I suoi genitori cosa dicono?

«I miei genitori sono le persone più felici che ci possano essere, sono orgogliosi ogni volta che ottengo dei risultati. Papà lavora da ventisei anni in Fincantieri, la mamma è casalinga. Hanno fatto sacrifici per farmi studiare e per fare studiare anche i miei fratelli.

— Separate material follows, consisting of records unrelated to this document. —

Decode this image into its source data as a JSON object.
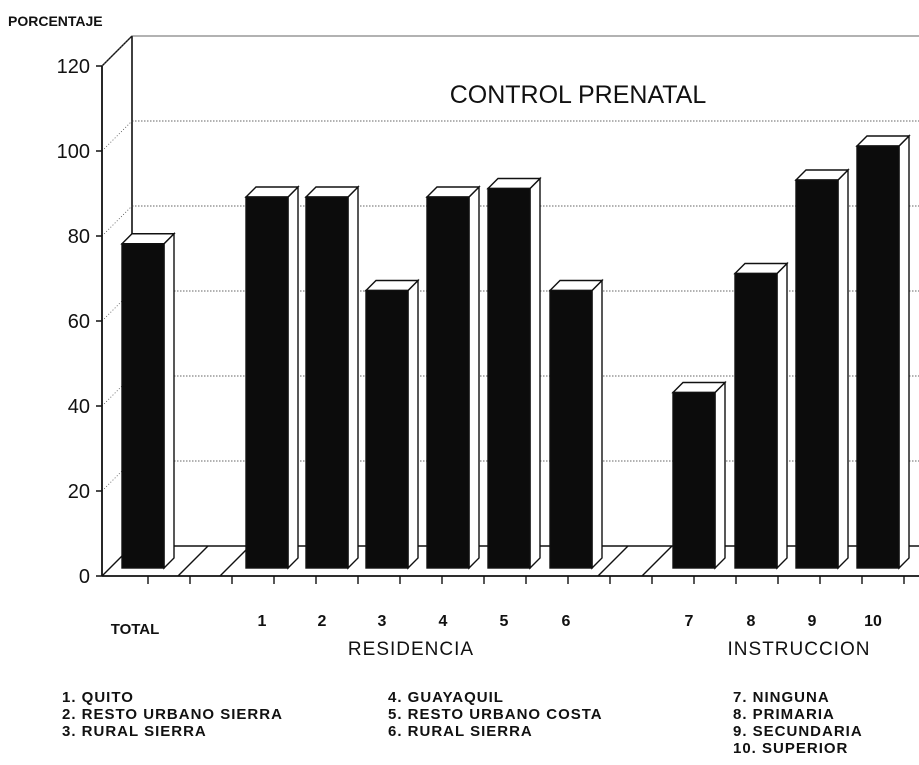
{
  "chart_data": {
    "type": "bar",
    "title": "CONTROL PRENATAL",
    "ylabel": "PORCENTAJE",
    "ylim": [
      0,
      120
    ],
    "yticks": [
      "0",
      "20",
      "40",
      "60",
      "80",
      "100",
      "120"
    ],
    "grid": true,
    "categories": [
      "TOTAL",
      "1",
      "2",
      "3",
      "4",
      "5",
      "6",
      "7",
      "8",
      "9",
      "10"
    ],
    "values": [
      77,
      88,
      88,
      66,
      88,
      90,
      66,
      42,
      70,
      92,
      100
    ],
    "groups": [
      {
        "label": "RESIDENCIA",
        "categories": [
          "1",
          "2",
          "3",
          "4",
          "5",
          "6"
        ]
      },
      {
        "label": "INSTRUCCION",
        "categories": [
          "7",
          "8",
          "9",
          "10"
        ]
      }
    ],
    "legend": {
      "residencia_a": [
        "1. QUITO",
        "2. RESTO URBANO SIERRA",
        "3. RURAL SIERRA"
      ],
      "residencia_b": [
        "4. GUAYAQUIL",
        "5. RESTO URBANO COSTA",
        "6. RURAL SIERRA"
      ],
      "instruccion": [
        "7. NINGUNA",
        "8. PRIMARIA",
        "9. SECUNDARIA",
        "10. SUPERIOR"
      ]
    }
  }
}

Il secondo frequenta la facoltà di Chimica e tecnologia farmaceutica all'Università di Padova, il piccolino è in terza media e il prossimo anno andrà al mio stesso liceo».

Parla ancora il bengalese?
«Sì benissimo, in casa parliamo solo bengalese, poi quando esco faccio switch e passo in modalità italiano».

Sposato?

«Sono sposato con il rito religioso, quello islamico, e a breve farò anche il rito civile in Comune a Venezia. Anche lei è di origine bengalese e sta preparando la tesi in Farmacia all'Università di Padova».

Vuole lanciare un messaggio?

«Qui i bengalesi fanno lavori semplici, ma è solo questione di tempo e io ne sono l'esempio. Ora sento di avere una bella responsabilità: ho mille persone da curare e da tenere in salute. Ho ricevuto tanto dalla vita, amo Mestre-Venezia, la mia città e sono felice di lavorare qui. Mi considero un cittadino bengalese, ma anche un figlio d'Italia. Ho avuto molto da questo paese e spero di poter restituire qualcosa».